Luke Walker and Sally Lawton
Astral Twins
24:7 Theatre Festival, New Century House, Manchester

Make Believe

If you're looking for an example of the range of material on offer at this year's 24:7 Theatre Festival, Make Believe is certainly a very different style of play to anything else on offer at New Century House.

It begins as 'The Ballerina', in pink tutu, pops out of a giant present box, wishes herself a happy birthday and plays party games with herself, which she always wins. Her prizes are sweets, but her diabetes means that a prize is followed by an injection. She conjures up her childhood imaginary friend, 'The Jockey', who appears out of the sofa. We are led to believe that this is an annual ritual on her birthday, where she conjures him up and forces him to recreate a tragic event between her and her brother when they were children. He tries to persuade her to kill him off as she is 29 and shouldn't need an imaginary friend any more and he wants to be free to be someone else's imaginary friend.

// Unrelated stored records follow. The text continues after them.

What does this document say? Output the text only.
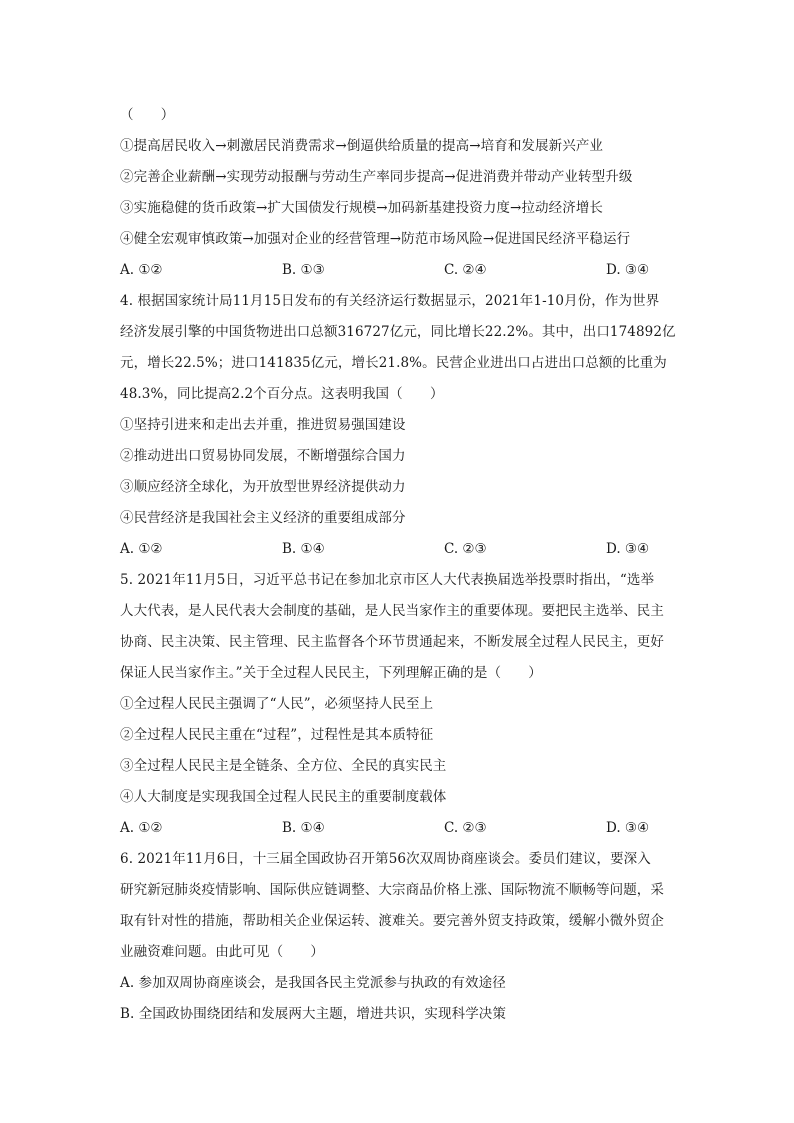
（　　）
①提高居民收入→刺激居民消费需求→倒逼供给质量的提高→培育和发展新兴产业
②完善企业薪酬→实现劳动报酬与劳动生产率同步提高→促进消费并带动产业转型升级
③实施稳健的货币政策→扩大国债发行规模→加码新基建投资力度→拉动经济增长
④健全宏观审慎政策→加强对企业的经营管理→防范市场风险→促进国民经济平稳运行
A. ①②	B. ①③	C. ②④	D. ③④
4. 根据国家统计局11月15日发布的有关经济运行数据显示，2021年1-10月份，作为世界
经济发展引擎的中国货物进出口总额316727亿元，同比增长22.2%。其中，出口174892亿
元，增长22.5%；进口141835亿元，增长21.8%。民营企业进出口占进出口总额的比重为
48.3%，同比提高2.2个百分点。这表明我国（　　）
①坚持引进来和走出去并重，推进贸易强国建设
②推动进出口贸易协同发展，不断增强综合国力
③顺应经济全球化，为开放型世界经济提供动力
④民营经济是我国社会主义经济的重要组成部分
A. ①②	B. ①④	C. ②③	D. ③④
5. 2021年11月5日，习近平总书记在参加北京市区人大代表换届选举投票时指出，“选举
人大代表，是人民代表大会制度的基础，是人民当家作主的重要体现。要把民主选举、民主
协商、民主决策、民主管理、民主监督各个环节贯通起来，不断发展全过程人民民主，更好
保证人民当家作主。”关于全过程人民民主，下列理解正确的是（　　）
①全过程人民民主强调了“人民”，必须坚持人民至上
②全过程人民民主重在“过程”，过程性是其本质特征
③全过程人民民主是全链条、全方位、全民的真实民主
④人大制度是实现我国全过程人民民主的重要制度载体
A. ①②	B. ①④	C. ②③	D. ③④
6. 2021年11月6日，十三届全国政协召开第56次双周协商座谈会。委员们建议，要深入
研究新冠肺炎疫情影响、国际供应链调整、大宗商品价格上涨、国际物流不顺畅等问题，采
取有针对性的措施，帮助相关企业保运转、渡难关。要完善外贸支持政策，缓解小微外贸企
业融资难问题。由此可见（　　）
A. 参加双周协商座谈会，是我国各民主党派参与执政的有效途径
B. 全国政协围绕团结和发展两大主题，增进共识，实现科学决策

There are some serious elements to this play, but they really play second fiddle to the comic bickering between the two characters, which constitutes almost all of the hour's running time. The humour tends towards the silly rather than anything cerebral although there is a lot of rapid wordplay, but unfortunately much of it comes across as a little infantile rather than funny, and while there are some genuinely funny moments they are too few in number.

The piece is performed by the co-writers Sally Lawton, who does a decent job of creating a childish 29-year-old, and Luke Walker, who has superb comic delivery which is often superior to the lines he is delivering. Director Alyx Tole does a very good job of utilising the stage space and varying the pace to set the correct tone.

While this is certainly an interesting and original way to tell a story such as this, the comedy isn't funny enough and the serious elements are just not developed enough for it all to come together as a coherent piece.